Şöyle diyeyim: Ben Sezar’ın hakkını Sezar’a vermede taraf olabilirim. Ama lütfen sizler söyleyin. Bugüne dek, Diyanet’in evrensel hangi dini değer ve manevi olguyu ayakta tuttuğunu hatırlayanınız var mı? Varsa eğer, Kuran kursuna giden çocuklara tecavüz edenlere “sakalından utan lan?" denildiğini duyan var mı? Evlenme adı altında altı yaşındaki çocuğa tecavüz eden zebellehlara söz söyledi mi hiç? Dine sahip çıktıysa eğer, Allah salt, Arapça ve Türkçe mi biliyor? Kürt dili neden camilerde kesik? Kürtçe namaz kıldıran, mevlüt okuyan Meleler hapsedilirken, bu din havarileri nerdeydi? Diyanet çatısı altında Alevilere neden yer yok? Ama katiller, tecavüzcü ve hırsızlardan oluşan IŞİD “mücahit“tir, Diyanetin söylemlerinde.

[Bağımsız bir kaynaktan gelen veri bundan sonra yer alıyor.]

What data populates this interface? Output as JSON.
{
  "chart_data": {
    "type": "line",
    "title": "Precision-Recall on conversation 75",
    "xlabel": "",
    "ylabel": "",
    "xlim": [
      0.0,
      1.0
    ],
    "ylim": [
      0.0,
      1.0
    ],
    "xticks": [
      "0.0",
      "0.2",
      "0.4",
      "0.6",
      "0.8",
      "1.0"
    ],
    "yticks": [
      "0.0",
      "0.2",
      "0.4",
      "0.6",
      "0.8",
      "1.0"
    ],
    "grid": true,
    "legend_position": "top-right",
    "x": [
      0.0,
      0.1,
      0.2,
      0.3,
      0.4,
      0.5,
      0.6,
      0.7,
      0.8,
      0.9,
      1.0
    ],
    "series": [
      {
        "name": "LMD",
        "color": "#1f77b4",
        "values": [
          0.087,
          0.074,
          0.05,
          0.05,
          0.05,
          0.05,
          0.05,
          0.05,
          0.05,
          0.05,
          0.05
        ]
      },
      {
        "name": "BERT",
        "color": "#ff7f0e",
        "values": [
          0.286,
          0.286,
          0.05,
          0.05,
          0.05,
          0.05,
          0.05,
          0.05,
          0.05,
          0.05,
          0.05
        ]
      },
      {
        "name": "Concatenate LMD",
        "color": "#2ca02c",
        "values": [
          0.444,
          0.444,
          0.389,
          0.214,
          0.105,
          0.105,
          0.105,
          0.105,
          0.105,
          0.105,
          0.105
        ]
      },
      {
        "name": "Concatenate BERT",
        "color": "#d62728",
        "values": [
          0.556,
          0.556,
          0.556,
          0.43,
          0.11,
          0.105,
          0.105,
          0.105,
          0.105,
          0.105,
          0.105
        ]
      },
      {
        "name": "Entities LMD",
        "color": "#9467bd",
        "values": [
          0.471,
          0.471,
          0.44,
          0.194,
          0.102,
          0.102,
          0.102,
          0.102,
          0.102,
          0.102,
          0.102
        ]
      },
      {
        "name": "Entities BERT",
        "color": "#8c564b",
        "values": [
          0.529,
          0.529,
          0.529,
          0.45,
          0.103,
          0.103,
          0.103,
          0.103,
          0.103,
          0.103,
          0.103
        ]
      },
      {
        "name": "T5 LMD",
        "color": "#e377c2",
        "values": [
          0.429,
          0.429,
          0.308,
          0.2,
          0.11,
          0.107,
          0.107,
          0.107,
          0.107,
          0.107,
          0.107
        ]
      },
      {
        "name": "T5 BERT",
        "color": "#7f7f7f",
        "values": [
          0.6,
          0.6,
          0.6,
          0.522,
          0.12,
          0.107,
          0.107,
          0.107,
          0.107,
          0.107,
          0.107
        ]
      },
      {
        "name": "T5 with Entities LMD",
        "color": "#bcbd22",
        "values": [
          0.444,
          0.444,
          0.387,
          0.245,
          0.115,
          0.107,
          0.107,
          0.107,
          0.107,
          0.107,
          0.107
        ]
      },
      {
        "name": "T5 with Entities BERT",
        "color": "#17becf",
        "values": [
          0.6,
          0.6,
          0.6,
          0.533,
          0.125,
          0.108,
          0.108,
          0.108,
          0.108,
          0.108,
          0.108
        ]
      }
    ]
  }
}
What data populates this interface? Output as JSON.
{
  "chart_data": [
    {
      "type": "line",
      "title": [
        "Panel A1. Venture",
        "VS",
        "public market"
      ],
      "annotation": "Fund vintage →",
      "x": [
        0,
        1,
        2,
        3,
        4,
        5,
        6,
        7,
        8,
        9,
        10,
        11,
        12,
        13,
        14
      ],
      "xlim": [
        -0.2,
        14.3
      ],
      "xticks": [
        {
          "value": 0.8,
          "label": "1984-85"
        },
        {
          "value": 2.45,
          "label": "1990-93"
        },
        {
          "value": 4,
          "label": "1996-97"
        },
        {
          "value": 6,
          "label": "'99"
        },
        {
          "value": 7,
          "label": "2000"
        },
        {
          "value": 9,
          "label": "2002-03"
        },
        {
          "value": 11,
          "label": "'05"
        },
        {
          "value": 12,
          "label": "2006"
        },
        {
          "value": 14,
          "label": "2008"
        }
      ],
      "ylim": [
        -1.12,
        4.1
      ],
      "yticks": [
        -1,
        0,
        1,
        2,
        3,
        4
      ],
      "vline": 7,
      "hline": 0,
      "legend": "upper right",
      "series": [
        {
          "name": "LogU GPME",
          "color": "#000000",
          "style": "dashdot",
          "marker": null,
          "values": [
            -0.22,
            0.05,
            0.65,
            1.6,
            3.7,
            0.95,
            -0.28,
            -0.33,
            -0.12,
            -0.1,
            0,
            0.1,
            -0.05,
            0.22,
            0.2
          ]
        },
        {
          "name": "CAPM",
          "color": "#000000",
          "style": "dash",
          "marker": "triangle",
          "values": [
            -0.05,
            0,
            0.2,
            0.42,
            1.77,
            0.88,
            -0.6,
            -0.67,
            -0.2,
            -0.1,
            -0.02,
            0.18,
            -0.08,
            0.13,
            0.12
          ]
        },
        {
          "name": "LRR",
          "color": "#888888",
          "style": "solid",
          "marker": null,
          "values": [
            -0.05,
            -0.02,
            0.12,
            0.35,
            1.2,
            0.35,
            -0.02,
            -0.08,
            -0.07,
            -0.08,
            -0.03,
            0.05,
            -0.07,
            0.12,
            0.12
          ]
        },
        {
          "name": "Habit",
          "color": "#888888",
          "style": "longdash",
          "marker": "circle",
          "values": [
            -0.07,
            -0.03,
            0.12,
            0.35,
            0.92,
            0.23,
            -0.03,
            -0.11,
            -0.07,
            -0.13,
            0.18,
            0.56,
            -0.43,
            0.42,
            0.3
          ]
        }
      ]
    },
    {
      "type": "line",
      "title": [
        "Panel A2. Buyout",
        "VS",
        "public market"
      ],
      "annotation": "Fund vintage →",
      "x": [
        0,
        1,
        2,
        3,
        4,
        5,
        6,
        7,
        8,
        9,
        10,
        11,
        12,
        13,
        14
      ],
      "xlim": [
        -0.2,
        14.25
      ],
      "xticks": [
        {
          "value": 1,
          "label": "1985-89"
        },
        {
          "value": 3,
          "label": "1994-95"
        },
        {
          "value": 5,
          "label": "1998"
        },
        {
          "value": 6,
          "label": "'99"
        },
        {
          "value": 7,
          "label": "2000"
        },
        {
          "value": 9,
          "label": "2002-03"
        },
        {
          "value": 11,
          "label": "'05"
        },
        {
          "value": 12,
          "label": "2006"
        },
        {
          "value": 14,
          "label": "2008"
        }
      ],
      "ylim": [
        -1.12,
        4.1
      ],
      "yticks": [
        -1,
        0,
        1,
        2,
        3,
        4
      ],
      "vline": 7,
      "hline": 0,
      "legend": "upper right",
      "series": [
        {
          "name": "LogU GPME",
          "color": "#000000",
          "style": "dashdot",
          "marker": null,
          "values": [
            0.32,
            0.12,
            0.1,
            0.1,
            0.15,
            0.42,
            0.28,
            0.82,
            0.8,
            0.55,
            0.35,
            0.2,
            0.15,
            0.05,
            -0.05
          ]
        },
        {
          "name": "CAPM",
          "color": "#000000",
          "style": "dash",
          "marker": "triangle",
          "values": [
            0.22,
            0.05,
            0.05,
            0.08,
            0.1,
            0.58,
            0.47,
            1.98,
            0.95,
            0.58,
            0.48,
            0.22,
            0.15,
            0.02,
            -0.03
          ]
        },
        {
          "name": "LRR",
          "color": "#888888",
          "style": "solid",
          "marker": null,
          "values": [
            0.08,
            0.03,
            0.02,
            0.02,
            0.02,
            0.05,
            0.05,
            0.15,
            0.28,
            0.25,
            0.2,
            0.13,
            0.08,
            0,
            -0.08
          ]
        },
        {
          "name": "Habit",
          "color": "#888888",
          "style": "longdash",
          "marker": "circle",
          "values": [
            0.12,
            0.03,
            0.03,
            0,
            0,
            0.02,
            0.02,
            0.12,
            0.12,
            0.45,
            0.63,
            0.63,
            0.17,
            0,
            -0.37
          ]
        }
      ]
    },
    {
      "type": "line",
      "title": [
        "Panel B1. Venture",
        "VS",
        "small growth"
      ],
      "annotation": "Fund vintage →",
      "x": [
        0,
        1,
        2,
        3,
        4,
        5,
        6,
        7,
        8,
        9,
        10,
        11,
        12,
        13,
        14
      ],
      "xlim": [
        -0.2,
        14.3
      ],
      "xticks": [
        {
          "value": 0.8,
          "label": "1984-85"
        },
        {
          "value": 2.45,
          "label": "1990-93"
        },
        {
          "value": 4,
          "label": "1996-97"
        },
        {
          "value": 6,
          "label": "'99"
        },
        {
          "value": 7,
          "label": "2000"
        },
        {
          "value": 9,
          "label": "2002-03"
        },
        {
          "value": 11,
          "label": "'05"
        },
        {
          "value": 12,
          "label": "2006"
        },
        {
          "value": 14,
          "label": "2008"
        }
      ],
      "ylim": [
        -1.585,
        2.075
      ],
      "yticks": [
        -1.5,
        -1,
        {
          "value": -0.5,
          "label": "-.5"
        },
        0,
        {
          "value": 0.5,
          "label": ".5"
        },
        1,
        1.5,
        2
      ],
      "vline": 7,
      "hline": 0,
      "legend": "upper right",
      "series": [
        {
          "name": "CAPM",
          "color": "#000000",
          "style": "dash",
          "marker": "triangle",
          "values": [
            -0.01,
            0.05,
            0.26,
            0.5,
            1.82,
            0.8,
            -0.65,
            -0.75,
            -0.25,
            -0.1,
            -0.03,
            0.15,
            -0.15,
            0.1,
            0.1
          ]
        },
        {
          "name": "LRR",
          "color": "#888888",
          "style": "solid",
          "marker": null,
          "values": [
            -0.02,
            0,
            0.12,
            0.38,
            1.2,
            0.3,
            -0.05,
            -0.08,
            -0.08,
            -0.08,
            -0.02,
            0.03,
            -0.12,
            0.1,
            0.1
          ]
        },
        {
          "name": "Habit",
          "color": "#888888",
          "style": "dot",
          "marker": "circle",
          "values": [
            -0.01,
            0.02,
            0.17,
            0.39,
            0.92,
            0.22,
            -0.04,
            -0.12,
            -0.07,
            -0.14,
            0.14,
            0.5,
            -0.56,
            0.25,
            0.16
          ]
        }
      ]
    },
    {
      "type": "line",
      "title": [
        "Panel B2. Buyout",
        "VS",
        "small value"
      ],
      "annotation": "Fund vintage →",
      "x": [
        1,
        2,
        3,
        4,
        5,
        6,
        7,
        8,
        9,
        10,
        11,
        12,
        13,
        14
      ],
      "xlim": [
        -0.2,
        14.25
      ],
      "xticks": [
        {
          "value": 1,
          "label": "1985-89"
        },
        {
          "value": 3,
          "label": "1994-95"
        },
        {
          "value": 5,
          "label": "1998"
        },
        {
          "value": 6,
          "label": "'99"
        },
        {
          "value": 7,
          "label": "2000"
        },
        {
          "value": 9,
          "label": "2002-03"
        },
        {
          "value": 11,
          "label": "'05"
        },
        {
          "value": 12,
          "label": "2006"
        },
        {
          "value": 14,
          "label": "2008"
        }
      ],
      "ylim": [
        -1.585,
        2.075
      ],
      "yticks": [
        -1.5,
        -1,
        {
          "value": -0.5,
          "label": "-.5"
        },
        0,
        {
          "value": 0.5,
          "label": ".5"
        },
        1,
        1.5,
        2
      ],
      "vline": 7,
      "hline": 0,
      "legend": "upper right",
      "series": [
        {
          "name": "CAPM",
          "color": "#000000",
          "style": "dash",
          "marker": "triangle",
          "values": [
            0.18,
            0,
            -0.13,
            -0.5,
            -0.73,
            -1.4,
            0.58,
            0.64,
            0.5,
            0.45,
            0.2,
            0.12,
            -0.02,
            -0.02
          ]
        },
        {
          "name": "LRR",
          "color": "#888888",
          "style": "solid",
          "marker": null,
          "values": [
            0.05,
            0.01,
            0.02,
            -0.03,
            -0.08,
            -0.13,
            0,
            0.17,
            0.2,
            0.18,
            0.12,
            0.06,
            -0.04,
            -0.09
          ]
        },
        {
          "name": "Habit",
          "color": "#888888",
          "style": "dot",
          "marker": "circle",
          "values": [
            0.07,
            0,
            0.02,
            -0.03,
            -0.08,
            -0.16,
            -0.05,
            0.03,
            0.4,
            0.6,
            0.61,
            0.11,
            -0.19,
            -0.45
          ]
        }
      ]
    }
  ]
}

Diyanet o kadar barışçıydı ki başkanı, elde kılıç mimbere çıkıp güç gösterisi yaparak, kan dökme hevesini sergiliyordu. Müslüman Kürtleri öldürmeye, yurtlarını işgal, talan ve gaspa giden Türk ordusunu camilerde haykırılan sela ve okunan vaazlarla kutsayarak yolcu ediyordu.
Ülkeleri işgal altında, kendileri esir olan Kürtler işkence görürken, köyleri alevlere boğulur, şehirleri insan başına yıkılırken, gençleri katledilip diri diri yakılırken nerdeydi, bu safi insan sever teşkilat? Bir kerecik olsun yerde kanayana, gözyaşları içinde boğulan analara, bebeklere baktığını gören oldu mu?
Elalemin din kurumları (kiliseler) açın, savaş mağduru, işkence gören ve ötelenen insanların yanındadır, oysa.
İnsan, elalemin din adamına bakıp utanır be! Kürtler barbarlığın darbeleri altında kimsesizliği yaşarken, Uzak Doğu’da Budist din adamları, rejimden işkence görenlerin acısını evrene duyurmak için kendilerini yakıyorlardı. Brezilya’da, Baş Piskopos Helder Camara, etrafında vızıldayan kurşunlar altında, kaçırılıp kaybedilen ve işkence altında can verenlerin sesine evrensel ses olmak için çırpınıyordu.
Dinler evrenin olgusudur. Din adamları, Tanrı kulu. Ve sen Türk Diyaneti, yüz yıllık bir kanlı ur olan rejime kulluktan başka ne yaptın, bugüne kadar? Bir kere olsun, allahın kulu olduğunu hatırlayıp acı çekenlere bir yudum su, teselli edici bir insani ses verdin mi hiç?
Ama Diyanet’in bütçesi bir kaç bakanlığın bütçe toplamı kadar. Çünkü, zulüm rejiminin başlıca bekçi kurumlarından biri. Diyanet İşleri Başkanı (baş memur) insanlar açlıktan kırılırken, milyon dolarlık zırhlı araçla dolaşıyor ortalıkta. Eşine makam ve hizmetkarlar.
Her neyse, sözüm sanadır Kürt!...
Senin ne işin var camilerinde. Senin haberin yok ama, Cuma namazları farz değil. Cuma namazı diye bir kural, kaide ayet yok. Namaz kıldığın camide, hakaret, küfür, halkını aşağılayan hezeyanlar dinleyerek çıkıyorsun.
Selahattin Demirtaş’ın katıldığı Kürtlerin sokak namazları vardı. Onu da yasakladılar. Sen, camilerine gidip kendini aşağılamaya doymadın mı hala? Süresiz boykot, şimdi değilse ne zaman Kürt?